La primera charla que mantuvo a la sombra del flamboyán con la que habría de ser más tarde su patrona, fue un claro ejemplo de su normal comportamiento y su forma de actuar.

—Me han asegurado que sois un magnífico oficial que empezó de grumete y un hombre íntegro, digno de toda confianza… —le espetó de entrada, amablemente,
Doña Mariana
, en un intento de aproximación a un personaje que parecía encontrarse siempre muy lejos del lugar que ocupaba, aunque éste fuera un asiento a metro y medio de distancia.

—Serían amigos.

—Y que no os importaría obedecer las órdenes de una mujer.

—Eso depende.

—¿De qué?

—De las órdenes.

—Se trata de buscar a un hombre.

—Bien.

—¿No deseáis saber quién es ese hombre?

—No.

—¿Ni dónde hay que buscarlo?

—Tampoco.

—¿Por qué?

—Aún es pronto.

—Entiendo… ¿Os molestaría mi presencia a bordo?

—Sí.

—¿Y la de un niño?

—También.

—¿Y aun así aceptaríais?

—Sí.

—¿Por qué? —insistió ella un tanto enervada por la impenetrable coraza con que parecía protegerse su escurridizo interlocutor.

—Por hambre.

—¿Hambre? Me consta que acabáis de rechazar el mando de una carraca con destino a Guinea.

—Y es cierto…

—¿Por qué lo hicisteis?

—No soy negrero.

—Muy noble por vuestra parte… —La alemana lanzó un hondo suspiro—. ¿Os han dicho alguna vez, capitán, que intentar hablar con vos desespera a cualquiera?

—Sí.

—¿Estáis casado?

—No.

—¿Dónde nacisteis?

—En el mar.

—¿En un barco?

—Sí.

—¿Y vuestros padres de dónde eran?

—Lo ignoro. Unos pescadores me recogieron a bordo de una nave a la deriva.
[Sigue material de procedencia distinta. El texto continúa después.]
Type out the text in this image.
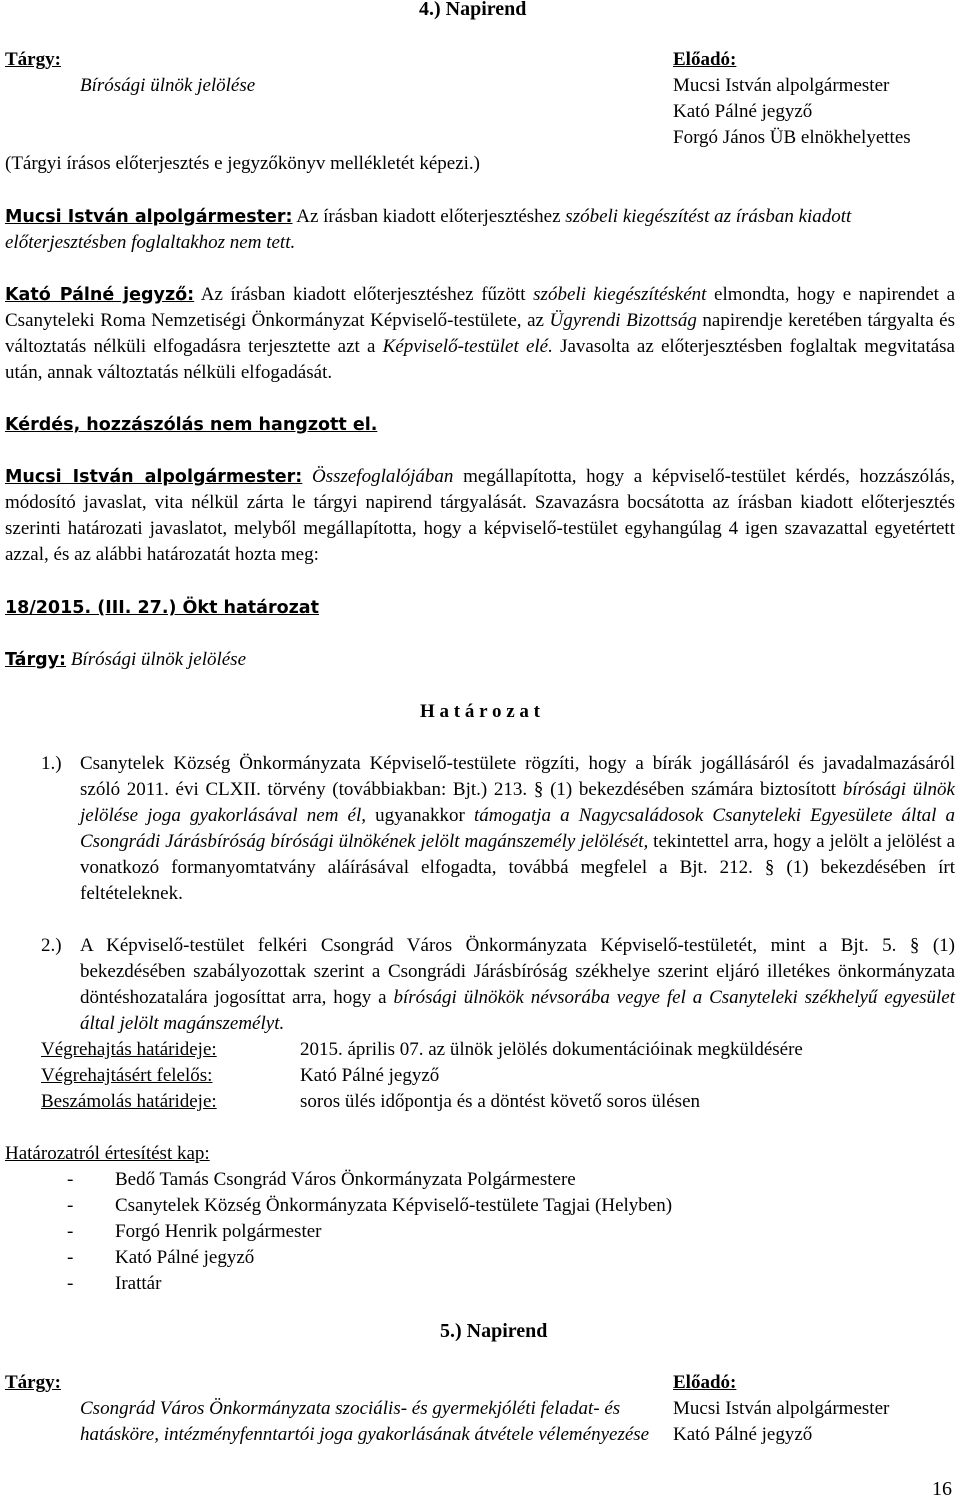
4.) Napirend
Tárgy:
Bírósági ülnök jelölése
(Tárgyi írásos előterjesztés e jegyzőkönyv mellékletét képezi.)
Előadó:
Mucsi István alpolgármester
Kató Pálné jegyző
Forgó János ÜB elnökhelyettes
Mucsi István alpolgármester: Az írásban kiadott előterjesztéshez szóbeli kiegészítést az írásban kiadott előterjesztésben foglaltakhoz nem tett.
Kató Pálné jegyző: Az írásban kiadott előterjesztéshez fűzött szóbeli kiegészítésként elmondta, hogy e napirendet a Csanyteleki Roma Nemzetiségi Önkormányzat Képviselő-testülete, az Ügyrendi Bizottság napirendje keretében tárgyalta és változtatás nélküli elfogadásra terjesztette azt a Képviselő-testület elé. Javasolta az előterjesztésben foglaltak megvitatása után, annak változtatás nélküli elfogadását.
Kérdés, hozzászólás nem hangzott el.
Mucsi István alpolgármester: Összefoglalójában megállapította, hogy a képviselő-testület kérdés, hozzászólás, módosító javaslat, vita nélkül zárta le tárgyi napirend tárgyalását. Szavazásra bocsátotta az írásban kiadott előterjesztés szerinti határozati javaslatot, melyből megállapította, hogy a képviselő-testület egyhangúlag 4 igen szavazattal egyetértett azzal, és az alábbi határozatát hozta meg:
18/2015. (III. 27.) Ökt határozat
Tárgy: Bírósági ülnök jelölése
H a t á r o z a t
1.) Csanytelek Község Önkormányzata Képviselő-testülete rögzíti, hogy a bírák jogállásáról és javadalmazásáról szóló 2011. évi CLXII. törvény (továbbiakban: Bjt.) 213. § (1) bekezdésében számára biztosított bírósági ülnök jelölése joga gyakorlásával nem él, ugyanakkor támogatja a Nagycsaládosok Csanyteleki Egyesülete által a Csongrádi Járásbíróság bírósági ülnökének jelölt magánszemély jelölését, tekintettel arra, hogy a jelölt a jelölést a vonatkozó formanyomtatvány aláírásával elfogadta, továbbá megfelel a Bjt. 212. § (1) bekezdésében írt feltételeknek.
2.) A Képviselő-testület felkéri Csongrád Város Önkormányzata Képviselő-testületét, mint a Bjt. 5. § (1) bekezdésében szabályozottak szerint a Csongrádi Járásbíróság székhelye szerint eljáró illetékes önkormányzata döntéshozatalára jogosíttat arra, hogy a bírósági ülnökök névsorába vegye fel a Csanyteleki székhelyű egyesület által jelölt magánszemélyt.
Végrehajtás határideje:	2015. április 07. az ülnök jelölés dokumentációinak megküldésére
Végrehajtásért felelős:	Kató Pálné jegyző
Beszámolás határideje:	soros ülés időpontja és a döntést követő soros ülésen
Határozatról értesítést kap:
- Bedő Tamás Csongrád Város Önkormányzata Polgármestere
- Csanytelek Község Önkormányzata Képviselő-testülete Tagjai (Helyben)
- Forgó Henrik polgármester
- Kató Pálné jegyző
- Irattár
5.) Napirend
Tárgy:
Csongrád Város Önkormányzata szociális- és gyermekjóléti feladat- és
hatásköre, intézményfenntartói joga gyakorlásának átvétele véleményezése
Előadó:
Mucsi István alpolgármester
Kató Pálné jegyző
16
—¡Santo cielo! Ahora comprendo la razón de vuestro curioso nombre: Moisés Salado. ¿Realmente os gusta?

—Como cualquier otro.

—¡Menos mal! —suspiró ella, nuevamente—. Resumiendo: creo que no seréis un envidiable contertulio durante las noches al pairo, por lo que me cuidaré de aprovisionarme de buenos libros, pero creo, también, que sois el hombre que ando buscando. ¿Cuáles son vuestras pretensiones económicas?

—Ninguna.

—¿Estáis seguro?

—Mandar un buen barco me basta.

—El mío será el mejor.

—Lo sé.

—¿Conocéis a Sixto Vizcaíno?

—Sí.

—El os recomendó.

—Lo sé.

Y así podía continuar hasta el infinito, pero Ingrid Grass, ahora ya
Doña Mariana Montenegro
, jamás tuvo que arrepentirse de la elección que hiciera aquella calurosa mañana de abril, ya que
El Deslenguado
Capitán Moisés Salado demostró ser un hombre íntegro, fiel, eficaz y casi tan decidido y valiente como aquel diminuto Ojeda, cuya afilada lengua tenía fama de ser aún más peligrosa que su invencible espada.

La forma en que consiguió entenderse con el habilidoso carpintero de Guetaria constituyó un misterio para todos, pero lo cierto es que al día siguiente de su contratación se instaló en un rincón del astillero, colaborando en la gestación y puesta a punto de «su barco» a tal extremo que podría asegurarse que conocía una por una cada cuaderna y cada tabla, y que no existía una sola juntura del casco, la sentina o la cubierta que no hubiese inspeccionado con obsesiva meticulosidad.

Idéntico empeño puso a la hora de elegir a su tripulación, para lo cual solía pasear muy despacio por los tinglados del puerto, observando con ojos aparentemente distraídos a cuantos faenaban en las naves, estudiando su forma de moverse por cubierta o trepar a los palos, para, tomando asiento a la caída de la noche en las tabernas, continuar analizando el comportamiento de aquellos en quienes había reparado anteriormente.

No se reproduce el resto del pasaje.